After a three-month political standoff over funding that halted thousands of state-funded road and rail upgrades in peak construction season, New Jersey politicians reached agreement on controversial tax hikes—including a new 23¢-per-gallon levy on fuel—to restart work. The Sept. 30 deal in Trenton came the day after a New Jersey Transit  (NJT) commuter train slammed into the Hoboken terminal. The crash killed a woman standing on the platform, injured more than 100 passengers and caused major damage to the station. The timing fueled media and industry speculation that the deal accelerated as concern rose over inadequate state infrastructure funding.

A federal probe led by the National Transportation Safety Board continues into the Sept. 29 crash that killed Fabiola Bittar de Kroon, 34, when she was hit by overhead debris. The train came to rest at the joining of a rail shed, canopy and the terminal building, which was built in 1907 and recently renovated. NTSB said in briefings that one recovered data recorder from the rear locomotive dates from 1995 “and was found to be not functioning during the trip.” Recovered on Oct. 4 in in the debris-damaged first car, event and video recorders are being analyzed, said a spokesman, who did not know if they are operational. But NTSB said track inspections found “nothing that would have affected the performance of the train.”
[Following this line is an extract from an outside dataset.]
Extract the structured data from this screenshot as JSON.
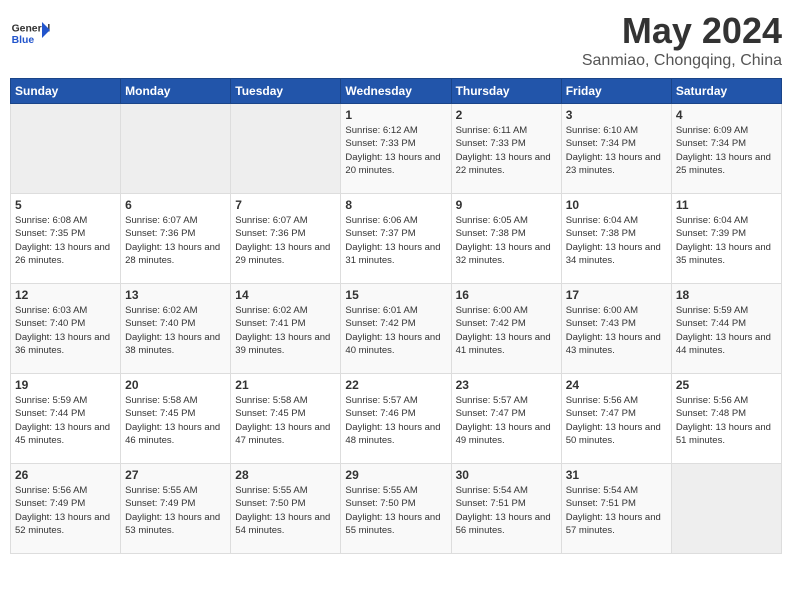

Agency Vice Chair Bella Dinh-Zarr described the canopy as being supported by “enormous steel I-beams and composed of concrete slabs and glass.” She said, “The south side of the superstructure is intact but severely sloped, and pieces of the canopy have pierced the rail car.” Dinh-Zarr compared cleanup to “a dangerous game of pick-up sticks.” NTSB used a drone to collect 109 images of the crash area, especially the collapsed roof, in its first use of the technology to document a rail incident. While the yard speed limit is 30 mph, probers have not released data on the train’s speed. One industry executive familiar with operations there believes it was going 20 mph when it crashed.

While neither NTSB nor NJT provided details on impacts to the terminal—restored in 2005 and in 2012, after Superstorm Sandy—media reports say impacts included major damage to the interior and a partial roof collapse. So far, officials have provided no detail on repairs, a reopening date or the names of the industry firms doing cleanup and damage assessment.

Speculation tying the crash to the state Transportation Trust Fund crunch and prior squeezed infrastructure spending began immediately. “It’s hard to say whether [Republican Gov. Chris] Christie cut this deal in response to the Hoboken tragedy that occurred 32 hours earlier—perhaps just to get it off the news … or in abject fear of what could happen next,” said an Oct. 2 Newark, N.J., Star-Ledger newspaper editorial. More than 200 NJT projects were halted by the state shutdown, and media speculated about a recent spate of accidents and $500,000 in federal safety fines against the agency since 2011. Adds a transit design firm executive who works in the state but declined to be identified, the latest accident “pushed the administration over the edge.”

Project restarts still must await full legislative adoption of the deal, which includes tax cuts to offset the fuel levy.

Action was set to come by Oct. 6 or 7, say industry observers. Greg Lalevee, business manager of the 6,800-member operating engineers’ Local 825, was pleased by the deal but said he expected contractor claims against municipal owners or the state for shutdown and restart costs. One union member was laid off this month by a state paving contractor, the earliest seasonal cut in 30 years of work, he noted.

But state transportation chief Richard Hammer rejected as “irresponsible” claims that the shutdown cut NJT safety or maintenance at Hoboken or work to implement positive train control (PTC) in its 1,002-mile network. But PTC “is well behind schedule” at NJT, says one industry firm executive close to the program who cites radio-frequency allocation and fiber-optic installation issues, as well as low morale in an agency without a permanent leader since early 2016.